I tried to keep Danny strong, letting him know that we’d all protect him, but he was falling apart. He was so young, you know, so vulnerable, that they found him so easy to take him.

This morning, he came to breakfast late, a big smile on his face waving his release papers at anyone who would look. It was too late to try and talk him out of it, because the papers made it clear that Danny had the mark of The Warden hidden under his collar.

He’d given in, and I suppose I can’t blame him, just like I can’t blame anyone else who does. I blame the suits who keep us locked in here with that monster. They must know what he is, what he does, but they don’t care, because we’re just criminals.

Danny covered his eyes with his hands, pushing the porridge back across the table with a grin.

“I’m absolutely starving, mate.” He chuckled, standing from the table and giving me a little wave.

“Then eat.” I pushed the porridge back to him, glaring up as the dining room fell silent.

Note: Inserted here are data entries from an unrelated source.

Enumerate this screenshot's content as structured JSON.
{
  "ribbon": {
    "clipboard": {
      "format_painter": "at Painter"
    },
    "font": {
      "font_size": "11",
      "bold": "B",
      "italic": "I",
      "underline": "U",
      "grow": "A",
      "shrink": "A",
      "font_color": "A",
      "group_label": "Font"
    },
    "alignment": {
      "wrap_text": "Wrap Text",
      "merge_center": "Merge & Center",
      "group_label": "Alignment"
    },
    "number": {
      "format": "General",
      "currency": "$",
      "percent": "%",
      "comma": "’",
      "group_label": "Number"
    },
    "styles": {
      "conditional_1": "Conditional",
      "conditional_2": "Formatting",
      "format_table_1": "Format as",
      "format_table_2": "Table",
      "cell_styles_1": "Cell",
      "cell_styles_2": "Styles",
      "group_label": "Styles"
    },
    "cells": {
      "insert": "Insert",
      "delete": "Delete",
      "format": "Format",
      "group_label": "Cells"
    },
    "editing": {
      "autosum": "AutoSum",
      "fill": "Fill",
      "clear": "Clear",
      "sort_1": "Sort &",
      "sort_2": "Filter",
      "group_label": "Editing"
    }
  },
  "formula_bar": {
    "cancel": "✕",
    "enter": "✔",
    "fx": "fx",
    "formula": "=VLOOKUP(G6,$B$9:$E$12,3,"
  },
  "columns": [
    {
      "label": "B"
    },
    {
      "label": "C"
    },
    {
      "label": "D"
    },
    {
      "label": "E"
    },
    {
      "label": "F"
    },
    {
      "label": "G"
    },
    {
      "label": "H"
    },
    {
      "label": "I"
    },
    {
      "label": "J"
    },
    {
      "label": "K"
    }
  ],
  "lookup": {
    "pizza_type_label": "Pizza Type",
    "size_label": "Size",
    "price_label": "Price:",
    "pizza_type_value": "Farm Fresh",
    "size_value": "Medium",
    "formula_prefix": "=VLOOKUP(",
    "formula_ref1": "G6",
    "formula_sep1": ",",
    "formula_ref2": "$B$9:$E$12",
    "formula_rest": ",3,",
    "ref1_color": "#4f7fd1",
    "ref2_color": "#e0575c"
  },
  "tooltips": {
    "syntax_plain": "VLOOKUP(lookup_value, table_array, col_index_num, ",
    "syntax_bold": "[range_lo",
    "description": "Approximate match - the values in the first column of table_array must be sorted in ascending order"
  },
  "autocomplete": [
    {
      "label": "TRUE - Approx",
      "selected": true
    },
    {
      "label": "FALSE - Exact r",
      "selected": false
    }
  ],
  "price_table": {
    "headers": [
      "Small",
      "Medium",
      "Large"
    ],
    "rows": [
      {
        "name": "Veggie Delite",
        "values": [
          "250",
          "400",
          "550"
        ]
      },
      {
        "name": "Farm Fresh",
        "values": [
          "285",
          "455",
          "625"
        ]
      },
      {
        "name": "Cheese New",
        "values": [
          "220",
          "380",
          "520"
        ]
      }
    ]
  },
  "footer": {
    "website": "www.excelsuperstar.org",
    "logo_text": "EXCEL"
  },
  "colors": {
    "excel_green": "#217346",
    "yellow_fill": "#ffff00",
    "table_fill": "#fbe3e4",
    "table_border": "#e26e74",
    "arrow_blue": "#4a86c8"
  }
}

“I will, when I get out.” He smirked, a flash of his canines, sharpened to fangs visible as he raised his eyebrows and ran his fingers down the puncture marks across his neck.

Just like I’d feared, he was infected. It was too much for him, I suppose. Like I said, I can’t blame him, especially as Danny is gone, all that was good about him, anyway.

Danny is gone, just as all The Warden’s special projects disappear. Their bodies remain, but there’s nothing left on the inside, but the bloodthirsty infected, off to do The Warden’s bidding.

I’d never really thought about leaving prison, and my only way out doesn’t look too appealing, but… I don’t know. Maybe. It depends. Is anything tasty on the menu?